An einem Tag wie heute über eine Kinderoper zu
reden, ist nicht leicht. Die andere Nachricht, die furchtbare 
Geschichte von den toten Kindern im Gefrierschrank, schiebt sich 
lähmend über das Ereignis, das eine bessere Welt, jedenfalls eine 
schönere verspricht. An einem Tag wie heute kann man sich nur bedingt
über ein neues kulturelles Angebot freuen.
Das Böse - oder das, was wir in unserer Ratlosigkeit so nennen - 
ist überall. Ständig geschehen Taten, die schockieren, wenn sie 
entdeckt werden; von vielen wird man nie erfahren, wie es dazu kam. 

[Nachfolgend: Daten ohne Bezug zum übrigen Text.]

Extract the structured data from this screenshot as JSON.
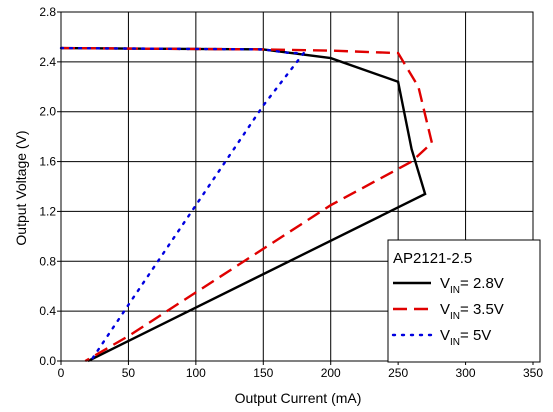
{
  "chart_data": {
    "type": "line",
    "xlabel": "Output Current (mA)",
    "ylabel": "Output Voltage (V)",
    "xlim": [
      0,
      350
    ],
    "ylim": [
      0.0,
      2.8
    ],
    "x_ticks": [
      "0",
      "50",
      "100",
      "150",
      "200",
      "250",
      "300",
      "350"
    ],
    "y_ticks": [
      "0.0",
      "0.4",
      "0.8",
      "1.2",
      "1.6",
      "2.0",
      "2.4",
      "2.8"
    ],
    "grid": true,
    "legend": {
      "title": "AP2121-2.5",
      "placement": "bottom-right"
    },
    "series": [
      {
        "name": "VIN= 2.8V",
        "label_main": "V",
        "label_sub": "IN",
        "label_rest": "= 2.8V",
        "color": "#000000",
        "style": "solid",
        "x": [
          0,
          150,
          200,
          250,
          260,
          270,
          20
        ],
        "y": [
          2.51,
          2.5,
          2.43,
          2.24,
          1.7,
          1.34,
          0.0
        ]
      },
      {
        "name": "VIN= 3.5V",
        "label_main": "V",
        "label_sub": "IN",
        "label_rest": "= 3.5V",
        "color": "#e00000",
        "style": "dashed",
        "x": [
          0,
          150,
          200,
          250,
          265,
          275,
          260,
          200,
          100,
          50,
          18
        ],
        "y": [
          2.51,
          2.5,
          2.49,
          2.47,
          2.2,
          1.75,
          1.6,
          1.25,
          0.55,
          0.2,
          0.0
        ]
      },
      {
        "name": "VIN= 5V",
        "label_main": "V",
        "label_sub": "IN",
        "label_rest": "= 5V",
        "color": "#0000e0",
        "style": "dotted",
        "x": [
          0,
          150,
          170,
          180,
          150,
          100,
          50,
          22
        ],
        "y": [
          2.51,
          2.5,
          2.47,
          2.47,
          2.05,
          1.25,
          0.45,
          0.0
        ]
      }
    ]
  }
}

Einfache Antworten gibt es nicht. Wer Kinder tötet oder versteckt, 
muss nicht arm, verwahrlost oder verrückt sein; vielleicht ist er im 
Alltag freundlich, hilfsbereit, ordentlich und pünktlich. Vielleicht 
geht er gern in die Oper. Kultur schützt leider nicht vor allem 
Schlechten, auch nicht vor Verbrechen.
Sie hilft aber, denn sie hat mit Bildung zu tun, und das ist das 
einzige bekannte Mittel gegen das gesellschaftliche Gift von Rohheit,
Hilflosigkeit, Gleichgültigkeit und Brutalität. Bildung schärft den 
Verstand, öffnet den Blick und kann zur Menschlichkeit führen, wenn 
man sich darauf einlässt.
An einem Tag wie heute stoßen die beiden Welten allerdings 
besonders hart aufeinander: die heitere, leichte, und die drückend 
schwere. Wieder einmal wird erschütternd klar, dass es Kinder gibt, 
denen es furchtbar schlecht ergeht und andere, die Privilegien 
genießen. Auch das Privileg, früh die Kunst zu entdecken.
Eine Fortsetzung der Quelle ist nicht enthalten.